Members of the eukaryotic PIEZO family (the human orthologs are noted hPIEZO1 and hPIEZO2) form cation-selective mechanically-gated channels. We characterized the selectivity of human PIEZO1 (hPIEZO1) for alkali ions: K(+), Na(+), Cs(+) and Li(+); organic cations: TMA and TEA, and divalents: Ba(2+), Ca(2+), Mg(2+) and Mn(2+). All monovalent ions permeated the channel. At a membrane potential of -100 mV, Cs(+), Na(+) and K(+) had chord conductances in the range of 35–55 pS with the exception of Li(+), which had a significantly lower conductance of ~ 23 pS. The divalents decreased the single-channel permeability of K(+), presumably because the divalents permeated slowly and occupied the open channel for a significant fraction of the time. In cell-attached mode, 90 mM extracellular divalents had a conductance for inward currents carried by the divalents of: 25 pS for Ba(2+) and 15 pS for Ca(2+) at -80 mV and 10 pS for Mg(2+) at -50 mV. The organic cations, TMA and TEA, permeated slowly and attenuated K(+) currents much like the divalents.

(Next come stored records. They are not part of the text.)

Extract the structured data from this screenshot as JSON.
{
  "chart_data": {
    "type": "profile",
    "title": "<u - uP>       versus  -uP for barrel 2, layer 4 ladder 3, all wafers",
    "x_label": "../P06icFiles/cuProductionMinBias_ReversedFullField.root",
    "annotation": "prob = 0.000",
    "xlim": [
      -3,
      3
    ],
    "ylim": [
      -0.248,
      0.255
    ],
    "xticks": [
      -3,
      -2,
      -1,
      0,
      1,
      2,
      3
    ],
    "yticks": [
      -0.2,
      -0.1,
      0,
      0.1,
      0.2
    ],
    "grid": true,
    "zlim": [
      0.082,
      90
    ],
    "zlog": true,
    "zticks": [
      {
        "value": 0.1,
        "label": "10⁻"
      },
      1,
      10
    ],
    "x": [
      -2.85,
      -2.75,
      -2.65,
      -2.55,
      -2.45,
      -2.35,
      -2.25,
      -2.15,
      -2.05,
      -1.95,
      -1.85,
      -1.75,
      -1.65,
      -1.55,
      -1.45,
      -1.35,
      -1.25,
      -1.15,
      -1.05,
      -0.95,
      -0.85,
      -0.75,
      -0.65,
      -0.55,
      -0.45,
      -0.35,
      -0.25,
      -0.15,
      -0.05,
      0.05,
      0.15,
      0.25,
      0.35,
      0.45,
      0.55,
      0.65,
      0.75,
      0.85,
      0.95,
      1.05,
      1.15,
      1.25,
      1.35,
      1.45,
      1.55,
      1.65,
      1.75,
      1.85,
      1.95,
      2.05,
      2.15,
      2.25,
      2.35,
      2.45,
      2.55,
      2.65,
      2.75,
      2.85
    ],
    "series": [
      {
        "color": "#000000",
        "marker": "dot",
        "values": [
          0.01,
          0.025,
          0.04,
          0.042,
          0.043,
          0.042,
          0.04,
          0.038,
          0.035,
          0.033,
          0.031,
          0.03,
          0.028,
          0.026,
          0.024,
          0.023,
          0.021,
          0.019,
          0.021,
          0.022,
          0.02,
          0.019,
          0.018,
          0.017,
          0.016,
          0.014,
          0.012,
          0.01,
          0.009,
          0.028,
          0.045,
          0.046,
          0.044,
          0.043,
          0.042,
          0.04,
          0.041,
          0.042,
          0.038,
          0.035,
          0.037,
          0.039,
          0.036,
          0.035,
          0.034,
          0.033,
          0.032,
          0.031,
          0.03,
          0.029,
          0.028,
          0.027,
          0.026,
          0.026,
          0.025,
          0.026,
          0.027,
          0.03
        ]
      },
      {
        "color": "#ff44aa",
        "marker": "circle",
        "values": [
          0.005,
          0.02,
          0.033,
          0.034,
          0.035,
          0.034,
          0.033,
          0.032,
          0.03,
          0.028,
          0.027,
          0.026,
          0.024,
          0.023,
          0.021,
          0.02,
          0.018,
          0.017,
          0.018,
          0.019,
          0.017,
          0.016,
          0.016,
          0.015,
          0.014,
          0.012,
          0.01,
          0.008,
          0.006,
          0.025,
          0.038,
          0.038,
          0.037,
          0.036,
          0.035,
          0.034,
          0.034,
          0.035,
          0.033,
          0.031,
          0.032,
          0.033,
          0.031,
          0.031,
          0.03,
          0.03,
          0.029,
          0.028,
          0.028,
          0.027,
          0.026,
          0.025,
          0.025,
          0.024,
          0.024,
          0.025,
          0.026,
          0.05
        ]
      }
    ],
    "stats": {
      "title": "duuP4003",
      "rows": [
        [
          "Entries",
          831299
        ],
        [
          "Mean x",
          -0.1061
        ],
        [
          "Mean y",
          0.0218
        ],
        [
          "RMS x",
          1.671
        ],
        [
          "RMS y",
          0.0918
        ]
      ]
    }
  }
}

As expected, the channel K(+) conductance increased with K(+) concentration saturating at ~ 45 pS and the K(D) of K(+) for the channel was 32 mM. Pure divalent ion currents were of lower amplitude than those with alkali ions and the channel opening rate was lower in the presence of divalents than in the presence of monovalents. Exposing cells to the actin disrupting reagent cytochalasin D increased the frequency of openings in cell-attached patches probably by reducing mechanoprotection.